The rest of the function performs this conversion to create a ClaimsPrincipal
that can be used in other .NET code.
var identity = new ClaimsIdentity(principal.IdentityProvider, principal.NameClaimType, principal.RoleClaimType);
identity.AddClaims(principal.Claims.Select(c => new Claim(c.Type, c.Value)));
return new ClaimsPrincipal(identity);
}
}
Framework-specific alternatives
For ASP.NET 4.6 apps, App Service populates
ClaimsPrincipal.Current
with the authenticated user's claims. You can follow the standard .NET code pattern, including the[Authorize]

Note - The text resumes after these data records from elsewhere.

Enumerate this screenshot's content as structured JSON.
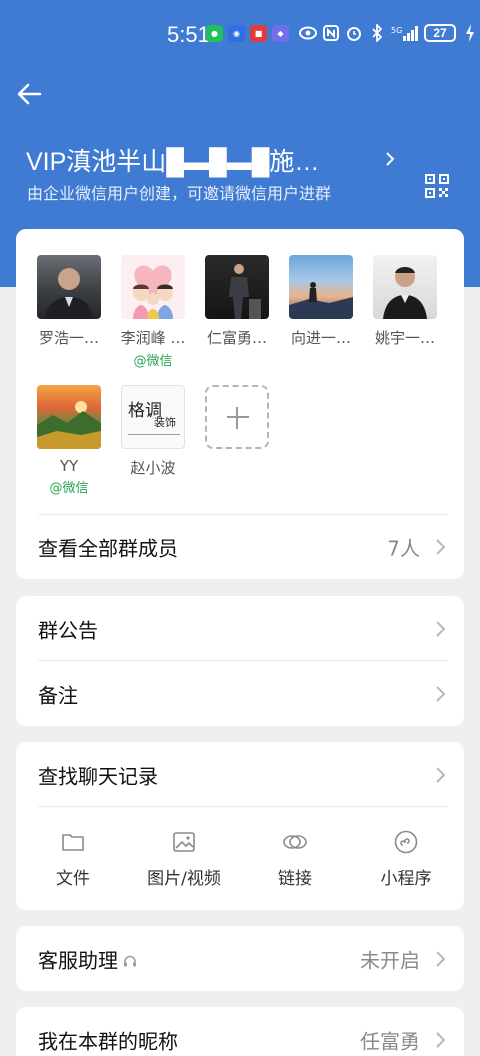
{
  "status_bar": {
    "time": "5:51",
    "battery": "27"
  },
  "header": {
    "title": "VIP滇池半山█▬█▬█施…",
    "subtitle": "由企业微信用户创建，可邀请微信用户进群"
  },
  "members": [
    {
      "name": "罗浩一…",
      "tag": ""
    },
    {
      "name": "李润峰 …",
      "tag": "@微信"
    },
    {
      "name": "仁富勇…",
      "tag": ""
    },
    {
      "name": "向进一…",
      "tag": ""
    },
    {
      "name": "姚宇一…",
      "tag": ""
    },
    {
      "name": "YY",
      "tag": "@微信"
    },
    {
      "name": "赵小波",
      "tag": ""
    }
  ],
  "view_all": {
    "label": "查看全部群成员",
    "value": "7人"
  },
  "announcement": {
    "label": "群公告"
  },
  "remark": {
    "label": "备注"
  },
  "search_history": {
    "label": "查找聊天记录"
  },
  "tools": [
    {
      "label": "文件",
      "icon": "folder-icon"
    },
    {
      "label": "图片/视频",
      "icon": "image-icon"
    },
    {
      "label": "链接",
      "icon": "link-icon"
    },
    {
      "label": "小程序",
      "icon": "mini-program-icon"
    }
  ],
  "service": {
    "label": "客服助理",
    "value": "未开启"
  },
  "nickname": {
    "label": "我在本群的昵称",
    "value": "任富勇"
  },
  "colors": {
    "header": "#3f7bd2",
    "wechat_green": "#2aa553",
    "background": "#efeff2"
  },
  "avatar_logo_text": {
    "line1": "格调",
    "line2": "装饰"
  }
}
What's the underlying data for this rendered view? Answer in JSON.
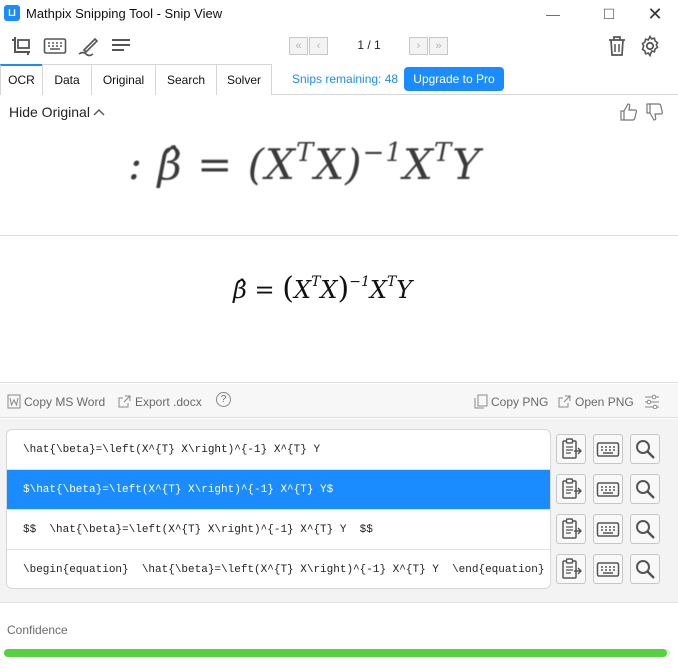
{
  "window": {
    "app_icon": "mathpix-logo",
    "title": "Mathpix Snipping Tool - Snip View",
    "min_glyph": "—",
    "max_glyph": "☐",
    "close_glyph": "✕"
  },
  "toolbar": {
    "icons": [
      "screenshot-icon",
      "keyboard-icon",
      "handwriting-icon",
      "menu-icon"
    ],
    "first_glyph": "«",
    "prev_glyph": "‹",
    "page_count": "1 / 1",
    "next_glyph": "›",
    "last_glyph": "»",
    "right_icons": [
      "trash-icon",
      "gear-icon"
    ]
  },
  "tabs": [
    {
      "label": "OCR",
      "active": true
    },
    {
      "label": "Data",
      "active": false
    },
    {
      "label": "Original",
      "active": false
    },
    {
      "label": "Search",
      "active": false
    },
    {
      "label": "Solver",
      "active": false
    }
  ],
  "snips_remaining": "Snips remaining: 48",
  "upgrade_label": "Upgrade to Pro",
  "original": {
    "hide_label": "Hide Original",
    "feedback_icons": [
      "thumbs-up-icon",
      "thumbs-down-icon"
    ]
  },
  "copybar": {
    "copy_ms_word": "Copy MS Word",
    "export_docx": "Export .docx",
    "help_glyph": "?",
    "copy_png": "Copy PNG",
    "open_png": "Open PNG"
  },
  "latex_results": [
    {
      "text": "\\hat{\\beta}=\\left(X^{T} X\\right)^{-1} X^{T} Y",
      "selected": false
    },
    {
      "text": "$\\hat{\\beta}=\\left(X^{T} X\\right)^{-1} X^{T} Y$",
      "selected": true
    },
    {
      "text": "$$  \\hat{\\beta}=\\left(X^{T} X\\right)^{-1} X^{T} Y  $$",
      "selected": false
    },
    {
      "text": "\\begin{equation}  \\hat{\\beta}=\\left(X^{T} X\\right)^{-1} X^{T} Y  \\end{equation}",
      "selected": false
    }
  ],
  "row_actions": [
    "clipboard-icon",
    "keyboard-icon",
    "search-icon"
  ],
  "confidence": {
    "label": "Confidence",
    "value": 0.995
  },
  "colors": {
    "accent": "#1a8cff",
    "confidence": "#55d23f"
  }
}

attribute.ClaimsPrincipal.Current
isn't populated for .NET code in Azure Functions, but you can still find the user claims in the request headers, or get theClaimsPrincipal
object from the request context or through a binding parameter. For more information, see Work with client identities in Azure Functions.For PHP apps, App Service similarly populates the
_SERVER['REMOTE_USER']
variable.For Java apps, the claims are accessible from the Tomcat servlet.
For .NET Core,
Microsoft.Identity.Web
supports populating the current user with App Service authentication. For more information, see Integration with Azure App Services authentication of web apps running with Microsoft.Identity.Web. For a demonstration of a web app accessing Microsoft Graph, see Tutorial: Access Microsoft Graph from a secured .NET app as the user.
Note
For claims mapping to work, you must enable the token store for your app.
Access user claims by using the API
If the token store is enabled for your app, you can also call /.auth/me
to obtain other details on the authenticated user.